Do tragicznego zdarzenia doszło w miniony czwartek w wiosce Raipal w indyjskim stanie Odisha. 70-letnia Maya Murmu sięgała po wodę do studni, gdy nagle została zaatakowana przez słonia, który zbłądził z rezerwatu dzikiej przyrody Dalma, oddalonego o blisko 200 km. Kobieta z poważnymi obrażeniami trafiła do szpitala. Niestety jej życia nie udało się uratować.
Słoń przyszedł na pogrzeb swojej ofiary
Trzy dni później rodzina zmarłej zorganizowała jej pogrzeb. Nie była to spokojna ceremonia. Kiedy bliscy zebrali się wokół ciała Murmu, by po raz ostatni ją pożegnać, na miejscu pojawił się dokładnie ten sam słoń.
Zwierzę nie miało pokojowych zamiarów. Słoń podszedł do stosu pogrzebowego i ściągnął z niego zwłoki 70-latki. Następnie z niewiadomych przyczyn zdeptał ciało kobiety. Wyglądało to tak, jakby słoń po prostu się na nią uwziął.

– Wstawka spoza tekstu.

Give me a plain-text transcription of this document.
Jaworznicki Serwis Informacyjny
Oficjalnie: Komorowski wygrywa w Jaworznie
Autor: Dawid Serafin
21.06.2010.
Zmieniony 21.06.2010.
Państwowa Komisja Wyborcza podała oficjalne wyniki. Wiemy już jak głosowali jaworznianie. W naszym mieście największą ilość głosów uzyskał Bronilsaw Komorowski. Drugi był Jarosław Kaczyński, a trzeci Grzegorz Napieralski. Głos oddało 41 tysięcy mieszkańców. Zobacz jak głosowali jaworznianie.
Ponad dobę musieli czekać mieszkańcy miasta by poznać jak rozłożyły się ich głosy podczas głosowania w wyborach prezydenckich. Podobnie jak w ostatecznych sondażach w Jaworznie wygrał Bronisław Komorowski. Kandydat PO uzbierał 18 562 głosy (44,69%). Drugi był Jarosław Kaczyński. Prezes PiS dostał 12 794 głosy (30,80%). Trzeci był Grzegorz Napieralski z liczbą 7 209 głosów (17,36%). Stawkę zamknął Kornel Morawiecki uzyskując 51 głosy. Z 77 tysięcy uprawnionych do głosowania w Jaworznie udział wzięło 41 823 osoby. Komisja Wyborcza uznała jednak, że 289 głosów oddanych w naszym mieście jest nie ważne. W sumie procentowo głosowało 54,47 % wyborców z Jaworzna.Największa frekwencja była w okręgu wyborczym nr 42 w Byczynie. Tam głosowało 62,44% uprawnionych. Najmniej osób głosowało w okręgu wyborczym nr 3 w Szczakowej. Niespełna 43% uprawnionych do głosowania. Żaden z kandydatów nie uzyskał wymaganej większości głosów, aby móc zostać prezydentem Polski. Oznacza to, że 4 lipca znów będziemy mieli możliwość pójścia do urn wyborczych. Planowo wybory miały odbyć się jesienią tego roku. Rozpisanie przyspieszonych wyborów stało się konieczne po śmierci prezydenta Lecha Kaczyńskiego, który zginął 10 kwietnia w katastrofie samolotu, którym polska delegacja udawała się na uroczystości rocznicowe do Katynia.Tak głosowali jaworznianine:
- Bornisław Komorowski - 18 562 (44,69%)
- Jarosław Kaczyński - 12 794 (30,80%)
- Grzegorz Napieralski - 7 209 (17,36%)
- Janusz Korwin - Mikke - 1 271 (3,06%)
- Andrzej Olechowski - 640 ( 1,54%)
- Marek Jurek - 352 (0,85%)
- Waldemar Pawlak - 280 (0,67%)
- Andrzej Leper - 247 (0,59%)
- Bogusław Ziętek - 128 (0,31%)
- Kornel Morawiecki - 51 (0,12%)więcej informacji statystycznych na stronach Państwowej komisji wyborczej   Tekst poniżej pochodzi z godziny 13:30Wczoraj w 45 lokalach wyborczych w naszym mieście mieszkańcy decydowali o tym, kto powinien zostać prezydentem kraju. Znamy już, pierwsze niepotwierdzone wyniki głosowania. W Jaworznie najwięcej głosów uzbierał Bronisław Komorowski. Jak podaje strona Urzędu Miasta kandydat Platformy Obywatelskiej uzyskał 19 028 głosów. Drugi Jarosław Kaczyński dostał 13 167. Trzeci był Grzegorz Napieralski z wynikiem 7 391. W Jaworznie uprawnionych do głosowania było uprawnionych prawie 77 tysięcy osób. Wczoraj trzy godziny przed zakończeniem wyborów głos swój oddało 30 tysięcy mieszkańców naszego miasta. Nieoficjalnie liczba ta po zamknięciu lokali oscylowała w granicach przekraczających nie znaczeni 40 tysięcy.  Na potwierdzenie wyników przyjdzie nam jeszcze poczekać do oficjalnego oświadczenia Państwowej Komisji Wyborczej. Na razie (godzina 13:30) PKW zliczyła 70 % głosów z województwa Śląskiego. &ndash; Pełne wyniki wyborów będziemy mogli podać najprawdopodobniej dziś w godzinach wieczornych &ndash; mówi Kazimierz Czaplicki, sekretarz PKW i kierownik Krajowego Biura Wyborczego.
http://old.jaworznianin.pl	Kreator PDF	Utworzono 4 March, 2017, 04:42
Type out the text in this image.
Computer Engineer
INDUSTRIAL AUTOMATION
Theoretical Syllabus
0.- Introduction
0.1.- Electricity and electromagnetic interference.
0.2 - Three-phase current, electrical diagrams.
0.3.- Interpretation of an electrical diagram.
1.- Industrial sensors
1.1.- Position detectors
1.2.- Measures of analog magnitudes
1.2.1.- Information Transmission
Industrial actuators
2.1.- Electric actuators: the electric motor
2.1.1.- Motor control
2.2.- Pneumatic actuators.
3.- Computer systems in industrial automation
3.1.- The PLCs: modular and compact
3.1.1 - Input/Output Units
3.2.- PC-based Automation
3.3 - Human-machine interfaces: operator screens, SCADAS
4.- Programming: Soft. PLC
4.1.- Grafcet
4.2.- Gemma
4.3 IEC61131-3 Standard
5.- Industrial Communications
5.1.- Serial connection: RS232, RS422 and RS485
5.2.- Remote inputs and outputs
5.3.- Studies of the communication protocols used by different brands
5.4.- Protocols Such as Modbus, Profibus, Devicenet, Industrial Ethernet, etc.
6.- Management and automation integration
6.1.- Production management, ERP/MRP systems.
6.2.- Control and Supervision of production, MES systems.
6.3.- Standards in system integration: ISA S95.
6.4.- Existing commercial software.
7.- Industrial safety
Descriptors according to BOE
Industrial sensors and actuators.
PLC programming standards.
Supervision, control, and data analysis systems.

Czytaj także: Reakcja lwa hitem. Nagranie z zoo ma już 1 mln odtworzeń
Przestraszeni bliscy Murmu musieli opuścić miejsce pochówku i poczekać, aż agresywne zwierzę się oddali. Pogrzeb mógł zostać wznowiony dopiero po kilku godzinach. Nie wiadomo, czy w zdarzeniu ktoś ucierpiał.
W Indiach często mają miejsce niebezpieczne starcia słoni z ludźmi. Wynika to m.in. z ingerencji mieszkańców w siedliska tych zwierząt. Dla przykładu w ubiegłym miesiącu 40-letnia mieszkanka stanu Tamil Nadu została zdeptana przez słonia przed własnym domem.